“That’s where the novelist goes to work: between the lines. And those bits that are vanished from the record, or that perhaps never were on the record, the things that are never spoken aloud today, the phrases that are never exactly formulated that stay within the characters' heads, that’s where the novelist operates. It’s really where the historian has to say the door is closed on me, but the novelist can, as it were, sneak under the door and through the cracks.” – Hilary Mantel
“You write an extraordinary decapitation,” begins this enthralling conversation on the sixteenth century, royalty and the craft of writing historical fiction. In 2020, the third and final volume of Hilary Mantel’s magisterial Wolf Hall trilogy, The Mirror & The Light, brought her retelling of Thomas Cromwell’s rise and fall to an end over 900 astonishing pages. While her collection of essays Mantel Pieces, also published in 2020, spanned from her celebrated piece ‘Royal Bodies’ (linking Anne Boleyn and Kate Middleton) to some of the finest literary criticism around.

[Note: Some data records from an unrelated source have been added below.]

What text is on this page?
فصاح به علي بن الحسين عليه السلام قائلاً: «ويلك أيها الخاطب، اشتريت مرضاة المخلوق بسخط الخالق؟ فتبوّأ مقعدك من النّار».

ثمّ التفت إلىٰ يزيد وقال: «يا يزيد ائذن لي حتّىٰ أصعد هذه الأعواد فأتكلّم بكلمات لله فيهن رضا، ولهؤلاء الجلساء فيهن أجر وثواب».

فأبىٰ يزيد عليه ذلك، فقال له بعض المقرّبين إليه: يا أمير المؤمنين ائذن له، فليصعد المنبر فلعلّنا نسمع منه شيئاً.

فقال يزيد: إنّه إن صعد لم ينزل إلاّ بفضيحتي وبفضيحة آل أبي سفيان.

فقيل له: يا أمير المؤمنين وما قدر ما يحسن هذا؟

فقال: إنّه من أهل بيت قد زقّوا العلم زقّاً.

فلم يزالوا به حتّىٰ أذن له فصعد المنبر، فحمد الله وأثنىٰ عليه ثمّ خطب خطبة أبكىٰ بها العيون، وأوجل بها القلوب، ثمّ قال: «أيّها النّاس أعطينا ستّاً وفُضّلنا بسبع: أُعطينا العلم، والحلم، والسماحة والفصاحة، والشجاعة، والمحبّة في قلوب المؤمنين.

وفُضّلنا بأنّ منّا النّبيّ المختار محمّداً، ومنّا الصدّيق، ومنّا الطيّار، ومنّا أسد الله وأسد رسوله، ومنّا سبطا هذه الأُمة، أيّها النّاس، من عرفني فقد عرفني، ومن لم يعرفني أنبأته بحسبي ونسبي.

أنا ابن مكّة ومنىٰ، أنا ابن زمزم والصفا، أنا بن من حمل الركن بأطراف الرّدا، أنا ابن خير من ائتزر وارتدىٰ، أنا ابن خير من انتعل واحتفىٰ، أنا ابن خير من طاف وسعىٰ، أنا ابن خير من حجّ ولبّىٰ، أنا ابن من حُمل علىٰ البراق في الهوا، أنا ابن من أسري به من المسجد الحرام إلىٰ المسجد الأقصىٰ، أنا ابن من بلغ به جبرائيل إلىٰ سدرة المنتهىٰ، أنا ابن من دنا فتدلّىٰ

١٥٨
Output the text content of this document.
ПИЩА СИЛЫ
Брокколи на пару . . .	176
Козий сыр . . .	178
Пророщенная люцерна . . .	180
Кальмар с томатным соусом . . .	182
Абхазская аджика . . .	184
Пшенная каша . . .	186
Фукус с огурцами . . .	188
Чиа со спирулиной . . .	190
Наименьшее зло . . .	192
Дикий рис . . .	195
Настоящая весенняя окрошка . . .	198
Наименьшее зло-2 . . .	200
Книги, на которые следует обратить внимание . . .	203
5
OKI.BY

Hilary joined Sydney Writers’ Festival from the UK to share her insights and literary methods with ABC Radio National’s Jonathan Green.
This podcast was recorded live at the 2021 Sydney Writers’ Festival and is available on all major podcast platforms.
Hilary Mantel (International)
Hilary Mantel is the two-time winner of the Booker Prize for her bestselling novels, Wolf Hall, and its sequel, Bring Up the Bodies, which also won the 2012 Costa Book of the Year. Playful Productions/Royal Shakespeare Company adapted Wolf Hall and Bring Up the Bodies for the stage. Wolf Hall has been translated into 36 languages, Bring Up the Bodies 31 languages and sales for both books have reached over 5 million worldwide. The conclusion to the Wolf Hall trilogy, The Mirror & the Light was published in 2020 to huge critical acclaim and became a number one fiction bestseller. Hilary Mantel is the author of fifteen books, including A Place of Greater Safety, Beyond Black and the memoir Giving up the Ghost. Her collection of essays and memoir Mantel Pieces was published in October 2020.
Jonathan Green (Australian)
Meanjin Editor Jonathan Green has been an editor, writer, commentator and broadcaster in a 40-year career as a journalist, beginning with a cadetship at The Canberra Times and taking in various Australian dailies: the Melbourne Herald, The Herald Sun, the Sunday Herald, The Sunday Age and 15 years at The Age. Jonathan left The Age in 2006 to edit Crikey. After three years there, he moved to the ABC as founding editor of ABC Online’s The Drum. He now presents Blueprint for Living on ABC Radio National. He is the author of Around Australia In 80 Days (2004) and The Year My Politics Broke (2013). He has been Editor of Meanjin since 2015.